The inflammatory process involving Helicobacter pylori-associated gastritis is thought to lead to epithelial damage and contribute to the development of gastric cancer. Evidence exists from animal and in vitro studies suggesting that tetracyclines have both anti-inflammatory and tissue-protectant effects unrelated to their antimicrobial activity. We attempted to modulate components of H. pylori's inflammatory process by: (i) eliminating the infection; (ii) using tetracycline to alter the host's reaction to the infection without reducing the bacterial load; and (iii) using calcium to counteract the effect of excessive dietary salt.
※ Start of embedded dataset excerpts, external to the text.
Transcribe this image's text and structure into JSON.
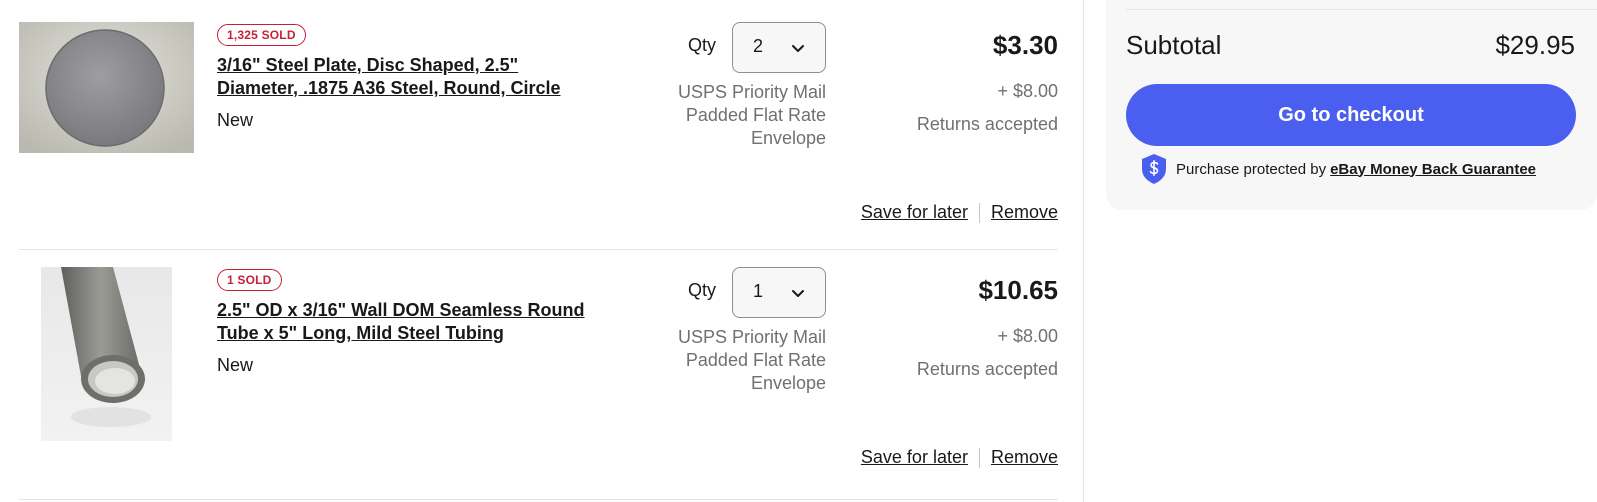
{
  "items": [
    {
      "sold_badge": "1,325 SOLD",
      "title_line1": "3/16\" Steel Plate, Disc Shaped, 2.5\"",
      "title_line2": "Diameter, .1875 A36 Steel, Round, Circle",
      "condition": "New",
      "qty_label": "Qty",
      "qty_value": "2",
      "shipping_line1": "USPS Priority Mail",
      "shipping_line2": "Padded Flat Rate",
      "shipping_line3": "Envelope",
      "price": "$3.30",
      "shipping_cost": "+ $8.00",
      "returns": "Returns accepted",
      "save_for_later": "Save for later",
      "remove": "Remove",
      "image_icon": "steel-disc-image"
    },
    {
      "sold_badge": "1 SOLD",
      "title_line1": "2.5\" OD x 3/16\" Wall DOM Seamless Round",
      "title_line2": "Tube x 5\" Long, Mild Steel Tubing",
      "condition": "New",
      "qty_label": "Qty",
      "qty_value": "1",
      "shipping_line1": "USPS Priority Mail",
      "shipping_line2": "Padded Flat Rate",
      "shipping_line3": "Envelope",
      "price": "$10.65",
      "shipping_cost": "+ $8.00",
      "returns": "Returns accepted",
      "save_for_later": "Save for later",
      "remove": "Remove",
      "image_icon": "steel-tube-image"
    }
  ],
  "summary": {
    "subtotal_label": "Subtotal",
    "subtotal_value": "$29.95",
    "checkout_label": "Go to checkout",
    "protection_text": "Purchase protected by",
    "protection_link": "eBay Money Back Guarantee"
  },
  "colors": {
    "checkout_button": "#4a5ff0",
    "sold_badge": "#c71f37",
    "shield": "#4a5ff0"
  }
}
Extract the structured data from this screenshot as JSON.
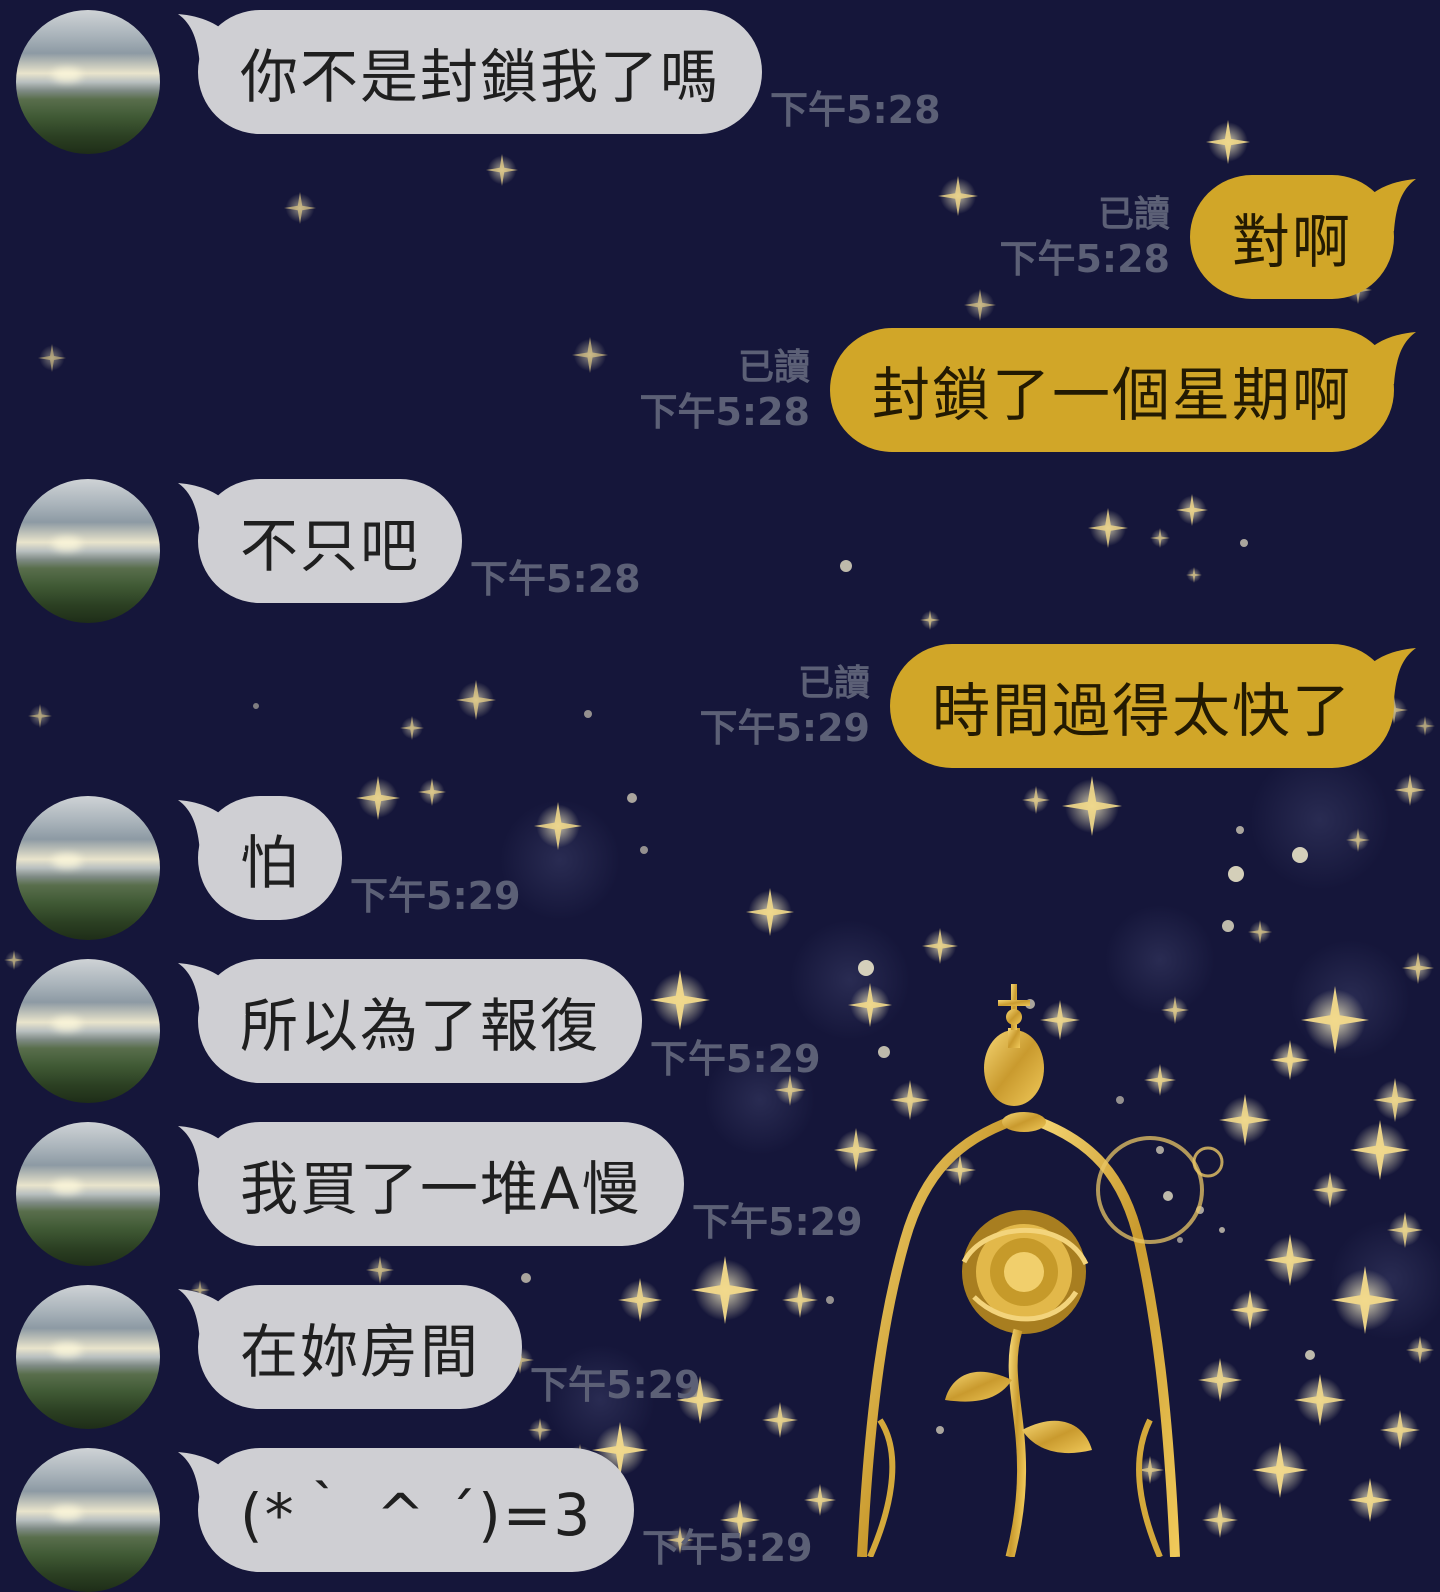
{
  "chat": {
    "colors": {
      "background": "#15163a",
      "incoming_bubble": "#cfcfd3",
      "outgoing_bubble": "#d1a628",
      "meta_text": "#5c6076",
      "sparkle": "#f2d98a"
    },
    "avatar_icon": "profile-photo-landscape",
    "messages": [
      {
        "side": "in",
        "text": "你不是封鎖我了嗎",
        "time": "下午5:28"
      },
      {
        "side": "out",
        "text": "對啊",
        "read": "已讀",
        "time": "下午5:28"
      },
      {
        "side": "out",
        "text": "封鎖了一個星期啊",
        "read": "已讀",
        "time": "下午5:28"
      },
      {
        "side": "in",
        "text": "不只吧",
        "time": "下午5:28"
      },
      {
        "side": "out",
        "text": "時間過得太快了",
        "read": "已讀",
        "time": "下午5:29"
      },
      {
        "side": "in",
        "text": "怕",
        "time": "下午5:29"
      },
      {
        "side": "in",
        "text": "所以為了報復",
        "time": "下午5:29"
      },
      {
        "side": "in",
        "text": "我買了一堆A慢",
        "time": "下午5:29"
      },
      {
        "side": "in",
        "text": "在妳房間",
        "time": "下午5:29"
      },
      {
        "side": "in",
        "text": "(*｀ ^ ´)=3",
        "time": "下午5:29"
      }
    ]
  }
}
We conducted a 16-week placebo-controlled clinical trial with 374 H. pylori-associated gastritis patients randomly assigned to one of five groups: (1) triple therapy consisting of metronidazole, amoxicillin and bismuth subsalicylate for 2 weeks, followed by bismuth alone for 14 weeks; (2) calcium carbonate; (3) triple therapy and calcium carbonate; (4) tetracycline; or (5) placebo.


Subjects in the tetracycline and triple therapy groups, but not the calcium carbonate only group, showed a reduction in inflammation and epithelial damage vs. those in the placebo group, independent of a change in H. pylori density and other factors. Our results also indicate that epithelial damage may be affected by mechanisms independent of H. pylori density or inflammation.


The results are consistent with the hypothesis that tetracycline can decrease inflammation independent of a reduction in the bacterial load. More research is needed to investigate mechanisms leading to epithelial damage which are independent of H. pylori density and inflammation.